Over 32 billion dollars spent on defense could hardly be accounted for except in terms of hardware in the hands of the terrorists. And the security department violations are notable not only on the frontlines but in actions of Nigeria’s military and police across the nation under the current dispensation. Recently the army has been further discredited as a professional and trustworthy department, being caught openly involved in election rigging and pro-ruling party election date manipulation.
Though the proclaimed posture of the Nigerian government, to sacrifice and continue taking the nation through the deadly hardship of the sanctions while promoting manufacturing is the common choice in the event unfair sanctions, Nigerians case is different and rather unfortunate.
Firstly it is unfair for the global powers to have sanctioned the entire nation rather than its culpable corrupt leadership.
Secondly Nigeria was sanctioned not because it erred collectively and in policy but because it has ‘reprehensible’ leaders. These democratically elected rulers should first be replaced to give ease to the people and save lives then manufacturing can be invested in on stable terms. This should have been the target of sanctions. The Nigerian case is not the typical nation-under-military-dictator cases where the nations are sanctioned to punish the people to remove their leadership. In Nigeria’s case, the nation is officially in a democratic dispensation where its leaders can be impeached or alternatively voted out of power; hence the foreign nations should have pushed for better options for Nigerian suffering and dying masses than cripple the people while those in power actually continue to live large and at ease.
Economic sanctions: Either by intention or by proxy, Nigeria is additionally suffering from economic sanctions imposed on Russia in the oil price manipulation war. Again, lack of economic buffers by the Jonathan administration has made the nation’s masses susceptible to and victims of an economic war that perhaps the African nation was not a direct target in.
In conclusion, bad choices have left Nigeria’s people punished and deprived from within and without. Sanctions have depleted the capacity of the nation to protect its people; but the lack of sanctions will encourage the rulers to kill their own people. It’s a lose-lose situation for Nigeria’s commoners.

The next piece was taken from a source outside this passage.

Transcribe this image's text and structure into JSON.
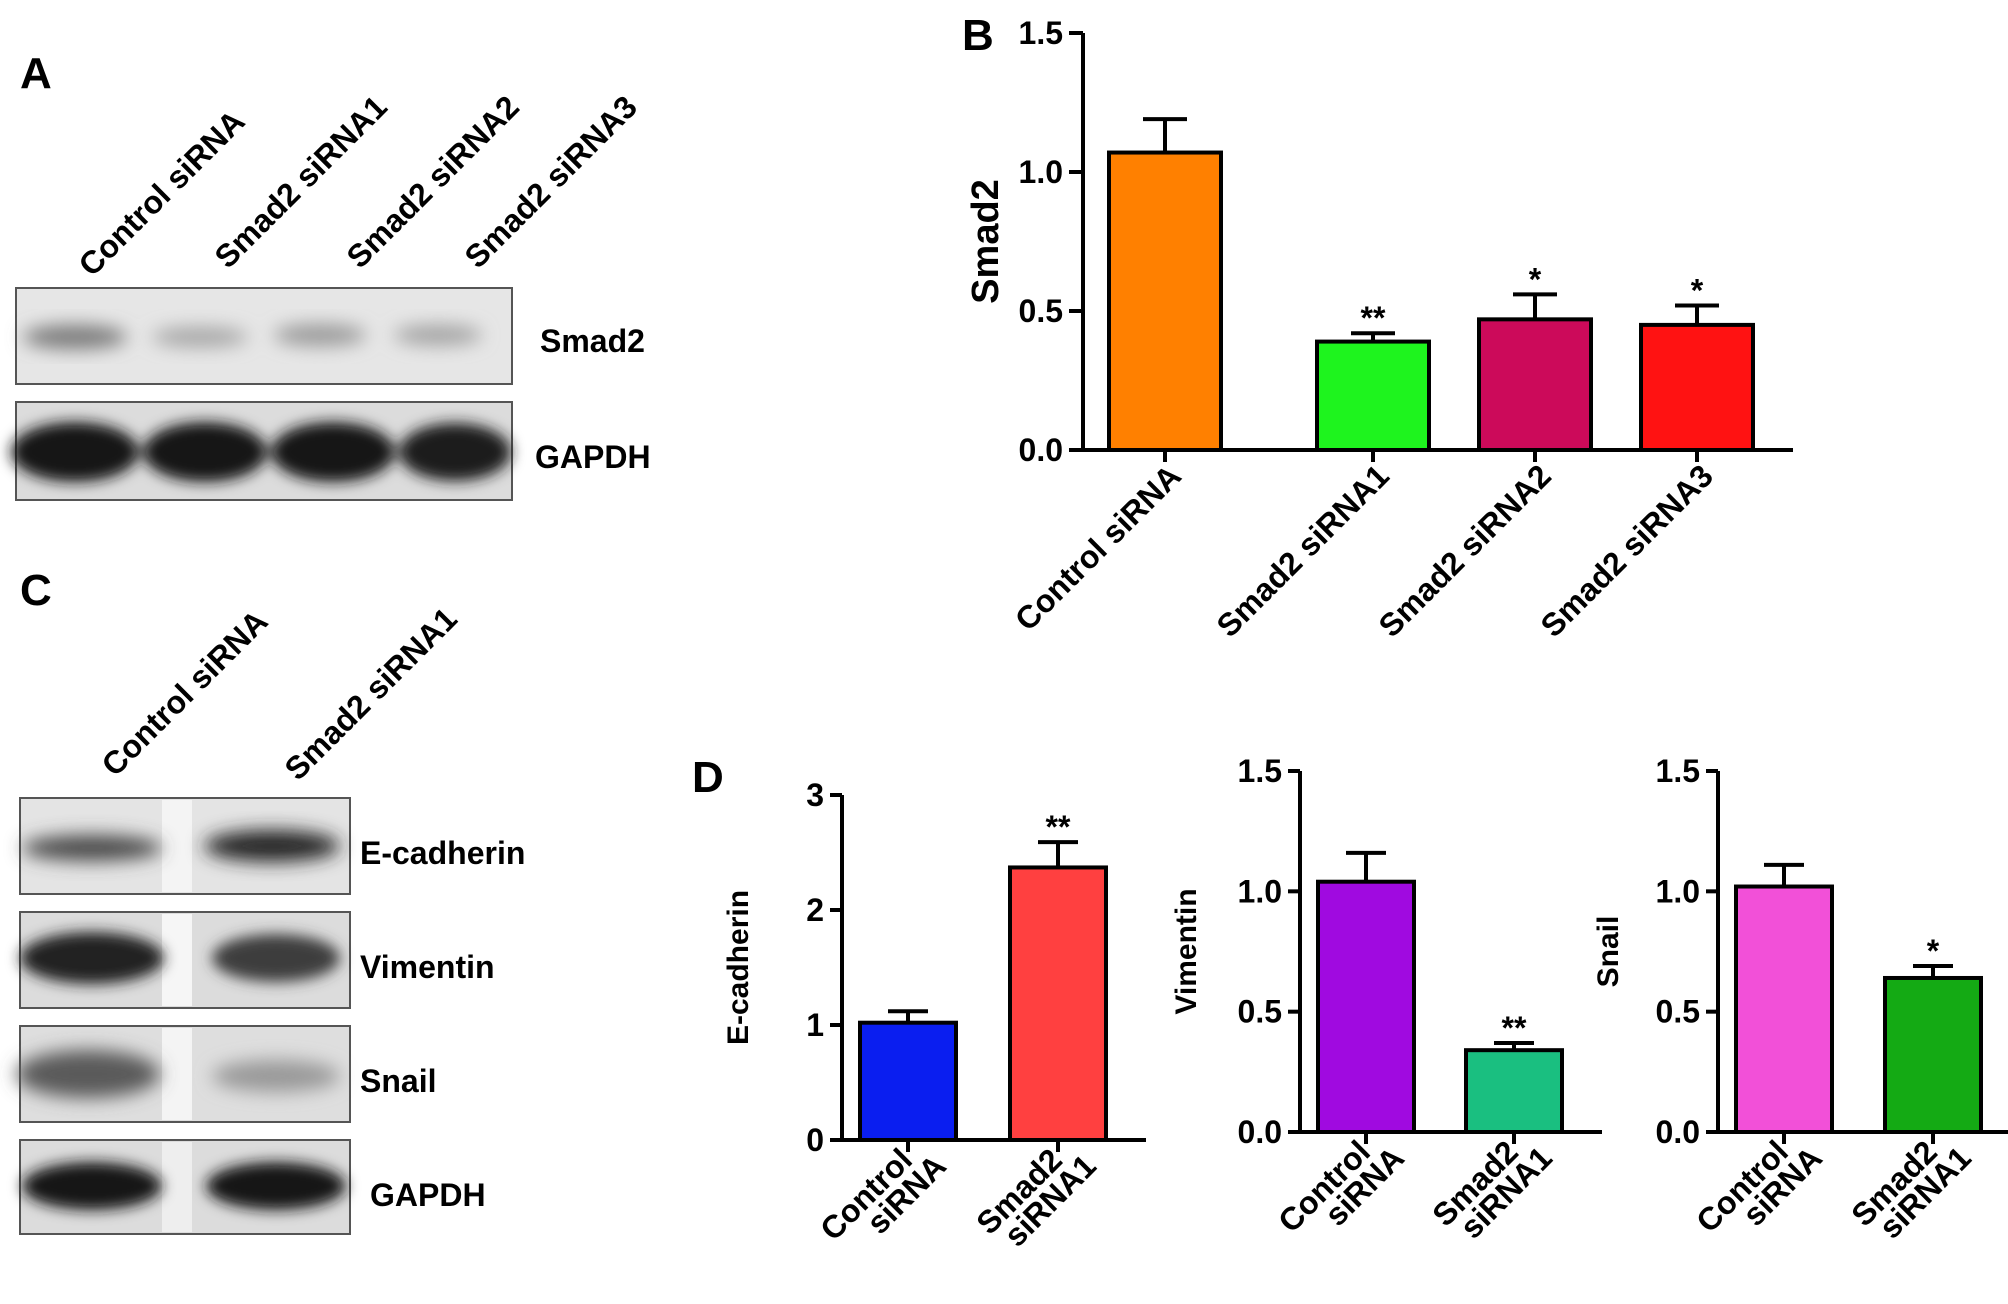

Sanctions may encourage productivity, but the masses suffer the most while the cabal and leadership are barely touched by typical western imposed sanctions. Are Nigeria’s already suffering masses ready ride and die with its rulers and go down for the crimes of its notably corrupt leadership? Or will they rather let go of both the sanctions and the rulers who earned them? That is definitely a question to be answered on March 128th, elections day.